What I can't get my head around is how anyone, minor-attracted or not, can come to believe that it's OK to molest a child. Isn't it the most reviled form of offending known to mankind? Aren't we constantly hearing accounts from victims/survivors about how it wrecks lives? No one can claim to be unaware of these things. Child molestation is psychopathic behaviour, pure and simple, isn't it?

Why would an adult sexually abuse a child?

I still go back to that clergyman who viewed his 7 year old victim as "consensual" in the encounters. If one would perceive a child so young as able to give consent, wouldn't that reflect a deeply flawed belief about what consent is and is not? Would that not reflect flawed beliefs about the psychology of children?

My questions are rhetorical as I believe the answer is "yes".
 

Mock Turtle

Oh my, did I say that!
Premium Member
In regards to pedephilia, I would. I haven't heard people attracted to children want to firm a relationship with them.

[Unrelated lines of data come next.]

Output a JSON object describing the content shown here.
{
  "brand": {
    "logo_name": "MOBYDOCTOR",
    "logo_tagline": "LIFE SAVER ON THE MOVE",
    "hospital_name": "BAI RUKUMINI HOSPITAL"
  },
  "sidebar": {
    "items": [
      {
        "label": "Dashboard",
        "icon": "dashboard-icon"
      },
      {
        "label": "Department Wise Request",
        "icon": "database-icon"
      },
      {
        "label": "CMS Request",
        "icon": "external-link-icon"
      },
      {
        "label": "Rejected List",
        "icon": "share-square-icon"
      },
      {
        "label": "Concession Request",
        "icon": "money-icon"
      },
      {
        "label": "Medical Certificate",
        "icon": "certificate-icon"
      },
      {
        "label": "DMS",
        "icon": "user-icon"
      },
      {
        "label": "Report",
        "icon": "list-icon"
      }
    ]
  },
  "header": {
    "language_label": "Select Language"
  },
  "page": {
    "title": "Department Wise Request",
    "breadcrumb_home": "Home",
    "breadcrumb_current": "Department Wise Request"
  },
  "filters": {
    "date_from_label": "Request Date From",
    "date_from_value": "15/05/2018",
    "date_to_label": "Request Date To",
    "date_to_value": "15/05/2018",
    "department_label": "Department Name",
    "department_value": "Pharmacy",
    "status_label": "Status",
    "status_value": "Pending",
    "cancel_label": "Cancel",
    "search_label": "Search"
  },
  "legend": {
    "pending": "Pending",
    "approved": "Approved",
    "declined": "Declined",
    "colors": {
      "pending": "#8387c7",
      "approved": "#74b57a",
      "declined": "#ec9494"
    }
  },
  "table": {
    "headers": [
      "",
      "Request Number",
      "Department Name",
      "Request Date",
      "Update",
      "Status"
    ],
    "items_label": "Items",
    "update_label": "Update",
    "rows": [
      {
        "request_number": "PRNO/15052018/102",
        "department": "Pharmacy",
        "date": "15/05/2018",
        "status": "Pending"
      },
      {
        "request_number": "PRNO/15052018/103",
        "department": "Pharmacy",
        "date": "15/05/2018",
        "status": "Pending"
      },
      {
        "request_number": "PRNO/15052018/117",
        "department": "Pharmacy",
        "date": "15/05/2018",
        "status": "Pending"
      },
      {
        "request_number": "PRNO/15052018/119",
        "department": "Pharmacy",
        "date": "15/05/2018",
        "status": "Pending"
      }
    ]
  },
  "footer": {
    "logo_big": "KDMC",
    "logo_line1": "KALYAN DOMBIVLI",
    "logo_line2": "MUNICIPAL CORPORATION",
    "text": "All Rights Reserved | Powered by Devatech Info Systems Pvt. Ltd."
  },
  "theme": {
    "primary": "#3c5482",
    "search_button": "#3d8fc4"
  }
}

Attraction goes beyond the physical but I was relating it to pedeophilea.
Well it seemed to me to apply to all people - as when one is attracted to them - when such (the sexual bit) is obviously not the case.
 

Unveiled Artist

Veteran Member
People are what they are. Some presumably do not see age as a factor and will accept what happens, regardless perhaps of their rational nature telling them otherwise - that love of a sexual nature is for adults and not for children - as most of us do realise. From what I have come across, many paedophiles do seem to believe in such loving relationships with children - and advocate for such.

What age group, though?

I'd say a child 5 or 6 would be different than 16 or 17 if going by what you're saying, no?
 

Unveiled Artist

Veteran Member
Well it seemed to me to apply to all people - as when one is attracted to them - when such (the sexual bit) is obviously not the case.

I think it highly depends on the age of the child in what you're saying. Bit I'd find it odd for a 70 year old to love a 14 year old in a manner husband's or wives would love each other boneless younger than that.
 

Mock Turtle

Oh my, did I say that!
Premium Member
In regards to pedephilia, I would. I haven't heard people attracted to children want to firm a relationship with them.

Attraction goes beyond the physical but I was relating it to pedeophilea.
'People we like' is perhaps where we diverged. I know many I like where sexuality isn't an issue.